Step-by-Step Instructions
  1. Begin by heating 2 tablespoons of extra-virgin olive oil in a large pot over medium heat. Once the oil shimmers, add chopped carrots, diced onion, and sliced celery. Sprinkle with sea salt and freshly ground black pepper, then sauté for about 8 minutes until the veggies soften and the onion is translucent.
  2. Next, pour in 2 tablespoons of white wine vinegar to deglaze the pot, stirring for about a minute to lift any browned bits. Then, add in 2 cans of fire-roasted diced tomatoes, 4 cups of vegetable broth, 1 can of rinsed white beans, minced garlic cloves, diced Yukon Gold potatoes, chopped green cabbage, and 1 teaspoon of dried thyme. Stir well to combine all ingredients.
  3. Bring the mixture to a gentle boil, then reduce the heat to low and cover the pot. Let it simmer for 20 to 30 minutes, stirring occasionally, until the cabbage is tender but still holds its shape, and the potatoes are soft.
  4. After simmering, taste the soup and adjust the seasoning with additional salt and pepper if desired. Ladle the frothy soup into bowls and garnish with chopped fresh parsley for a pop of color.

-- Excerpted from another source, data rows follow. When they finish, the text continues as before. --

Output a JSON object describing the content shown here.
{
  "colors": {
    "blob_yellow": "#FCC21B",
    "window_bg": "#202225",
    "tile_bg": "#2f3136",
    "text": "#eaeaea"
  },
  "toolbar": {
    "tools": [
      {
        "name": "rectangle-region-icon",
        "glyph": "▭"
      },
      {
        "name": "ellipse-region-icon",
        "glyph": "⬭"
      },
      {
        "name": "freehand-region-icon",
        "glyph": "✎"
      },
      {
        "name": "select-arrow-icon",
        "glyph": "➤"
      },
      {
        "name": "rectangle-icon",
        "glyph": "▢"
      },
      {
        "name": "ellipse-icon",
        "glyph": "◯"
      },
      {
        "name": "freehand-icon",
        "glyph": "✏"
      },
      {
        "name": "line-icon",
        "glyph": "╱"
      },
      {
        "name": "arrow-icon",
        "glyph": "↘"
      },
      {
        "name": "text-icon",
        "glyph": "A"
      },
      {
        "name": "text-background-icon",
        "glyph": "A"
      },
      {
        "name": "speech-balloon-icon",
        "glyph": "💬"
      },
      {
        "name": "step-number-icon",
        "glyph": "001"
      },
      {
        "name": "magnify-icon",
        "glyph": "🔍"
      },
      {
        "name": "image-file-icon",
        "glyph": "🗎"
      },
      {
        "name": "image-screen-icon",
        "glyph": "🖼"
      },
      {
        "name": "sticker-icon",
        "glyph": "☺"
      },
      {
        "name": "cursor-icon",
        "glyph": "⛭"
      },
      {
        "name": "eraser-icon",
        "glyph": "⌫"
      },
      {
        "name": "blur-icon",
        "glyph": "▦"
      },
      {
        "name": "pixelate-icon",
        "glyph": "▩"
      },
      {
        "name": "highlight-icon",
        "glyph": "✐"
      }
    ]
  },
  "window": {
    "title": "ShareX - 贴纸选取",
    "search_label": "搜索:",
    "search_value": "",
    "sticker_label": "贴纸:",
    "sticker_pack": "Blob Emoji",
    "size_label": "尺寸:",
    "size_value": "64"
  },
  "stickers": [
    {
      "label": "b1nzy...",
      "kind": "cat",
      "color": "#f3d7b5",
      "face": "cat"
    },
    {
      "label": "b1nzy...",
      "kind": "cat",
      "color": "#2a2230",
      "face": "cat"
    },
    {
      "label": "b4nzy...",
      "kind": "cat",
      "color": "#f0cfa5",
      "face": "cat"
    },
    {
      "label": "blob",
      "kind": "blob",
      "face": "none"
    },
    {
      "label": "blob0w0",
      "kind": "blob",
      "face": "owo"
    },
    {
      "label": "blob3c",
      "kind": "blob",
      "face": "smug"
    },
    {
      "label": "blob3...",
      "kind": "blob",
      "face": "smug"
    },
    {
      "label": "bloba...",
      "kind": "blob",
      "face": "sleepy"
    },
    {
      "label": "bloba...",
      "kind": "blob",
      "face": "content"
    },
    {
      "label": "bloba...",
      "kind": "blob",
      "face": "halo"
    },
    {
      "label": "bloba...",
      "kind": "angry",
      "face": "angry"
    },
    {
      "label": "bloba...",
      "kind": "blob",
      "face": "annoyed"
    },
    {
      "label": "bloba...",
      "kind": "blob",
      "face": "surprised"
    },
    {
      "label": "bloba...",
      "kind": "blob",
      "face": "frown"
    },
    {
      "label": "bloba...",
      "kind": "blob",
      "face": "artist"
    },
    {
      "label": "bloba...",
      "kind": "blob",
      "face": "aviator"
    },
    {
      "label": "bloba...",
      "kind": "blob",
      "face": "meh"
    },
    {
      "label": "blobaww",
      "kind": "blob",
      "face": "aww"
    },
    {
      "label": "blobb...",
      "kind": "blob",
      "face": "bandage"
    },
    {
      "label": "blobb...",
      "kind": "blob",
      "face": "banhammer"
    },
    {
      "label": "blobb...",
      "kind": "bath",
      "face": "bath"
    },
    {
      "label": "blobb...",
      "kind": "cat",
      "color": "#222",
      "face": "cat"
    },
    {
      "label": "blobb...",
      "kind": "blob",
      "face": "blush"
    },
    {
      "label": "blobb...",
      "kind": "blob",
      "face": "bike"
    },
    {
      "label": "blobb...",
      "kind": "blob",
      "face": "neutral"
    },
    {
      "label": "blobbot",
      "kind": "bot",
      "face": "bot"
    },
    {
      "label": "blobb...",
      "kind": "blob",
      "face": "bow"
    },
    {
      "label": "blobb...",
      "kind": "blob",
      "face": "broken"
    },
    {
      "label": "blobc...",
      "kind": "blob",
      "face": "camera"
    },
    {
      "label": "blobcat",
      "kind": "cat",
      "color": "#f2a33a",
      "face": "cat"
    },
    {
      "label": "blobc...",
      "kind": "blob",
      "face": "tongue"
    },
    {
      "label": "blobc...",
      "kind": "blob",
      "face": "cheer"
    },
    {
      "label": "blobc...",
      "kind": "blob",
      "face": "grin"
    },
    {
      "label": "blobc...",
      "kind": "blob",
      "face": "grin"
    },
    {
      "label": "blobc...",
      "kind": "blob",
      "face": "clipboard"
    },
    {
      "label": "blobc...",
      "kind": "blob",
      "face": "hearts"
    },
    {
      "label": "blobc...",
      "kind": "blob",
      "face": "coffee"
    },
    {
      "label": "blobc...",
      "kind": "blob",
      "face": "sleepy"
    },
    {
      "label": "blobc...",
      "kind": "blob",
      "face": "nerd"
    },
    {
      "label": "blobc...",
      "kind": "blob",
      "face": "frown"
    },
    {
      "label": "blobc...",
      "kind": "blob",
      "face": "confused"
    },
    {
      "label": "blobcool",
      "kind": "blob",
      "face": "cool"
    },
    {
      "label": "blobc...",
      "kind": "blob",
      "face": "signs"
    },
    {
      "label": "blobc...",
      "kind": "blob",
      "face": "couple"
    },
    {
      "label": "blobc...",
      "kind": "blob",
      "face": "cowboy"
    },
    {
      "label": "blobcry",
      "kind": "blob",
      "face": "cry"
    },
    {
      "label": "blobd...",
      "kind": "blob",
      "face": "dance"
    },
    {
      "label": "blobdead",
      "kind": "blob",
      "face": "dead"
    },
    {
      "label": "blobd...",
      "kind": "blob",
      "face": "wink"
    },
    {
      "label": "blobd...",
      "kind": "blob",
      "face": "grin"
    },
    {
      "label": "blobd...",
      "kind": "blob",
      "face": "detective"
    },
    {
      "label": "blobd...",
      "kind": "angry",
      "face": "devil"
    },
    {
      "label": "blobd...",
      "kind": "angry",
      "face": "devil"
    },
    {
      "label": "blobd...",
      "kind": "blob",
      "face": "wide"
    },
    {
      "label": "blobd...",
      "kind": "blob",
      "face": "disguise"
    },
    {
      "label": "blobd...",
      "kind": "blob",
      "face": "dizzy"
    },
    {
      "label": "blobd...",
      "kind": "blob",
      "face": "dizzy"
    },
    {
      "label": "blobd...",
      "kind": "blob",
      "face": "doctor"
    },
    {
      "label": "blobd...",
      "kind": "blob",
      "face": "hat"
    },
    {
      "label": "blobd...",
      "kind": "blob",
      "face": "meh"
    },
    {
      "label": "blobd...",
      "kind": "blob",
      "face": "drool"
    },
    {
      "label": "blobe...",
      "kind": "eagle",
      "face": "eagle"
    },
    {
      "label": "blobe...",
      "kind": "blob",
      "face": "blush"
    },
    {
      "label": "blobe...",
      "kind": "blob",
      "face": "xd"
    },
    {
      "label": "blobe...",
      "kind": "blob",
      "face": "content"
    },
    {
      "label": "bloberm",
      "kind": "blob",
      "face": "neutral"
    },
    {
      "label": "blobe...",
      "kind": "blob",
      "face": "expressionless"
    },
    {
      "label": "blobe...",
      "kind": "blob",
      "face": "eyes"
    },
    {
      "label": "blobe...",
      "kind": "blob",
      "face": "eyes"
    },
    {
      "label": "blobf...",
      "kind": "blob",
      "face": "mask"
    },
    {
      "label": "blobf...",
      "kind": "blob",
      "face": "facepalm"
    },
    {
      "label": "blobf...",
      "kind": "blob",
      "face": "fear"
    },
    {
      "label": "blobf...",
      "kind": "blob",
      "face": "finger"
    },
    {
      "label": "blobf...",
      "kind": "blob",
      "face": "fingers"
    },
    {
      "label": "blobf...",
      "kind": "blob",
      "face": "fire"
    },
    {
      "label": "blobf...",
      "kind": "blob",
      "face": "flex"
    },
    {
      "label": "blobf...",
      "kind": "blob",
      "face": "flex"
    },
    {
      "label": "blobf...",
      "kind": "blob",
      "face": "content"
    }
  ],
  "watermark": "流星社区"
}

Serve immediately, perhaps alongside some crusty bread for a comforting meal.

Nutrition

Serving: 1bowlCalories: 200kcalCarbohydrates: 34gProtein: 8gFat: 5gSaturated Fat: 0.5gMonounsaturated Fat: 3gSodium: 600mgPotassium: 600mgFiber: 6gSugar: 4gVitamin A: 800IUVitamin C: 60mgCalcium: 60mgIron: 2mg

Notes

This soup stores well in the fridge for up to 4 days, and can be frozen for up to 3 months. Adjust seasonings and add herbs based on your preferences.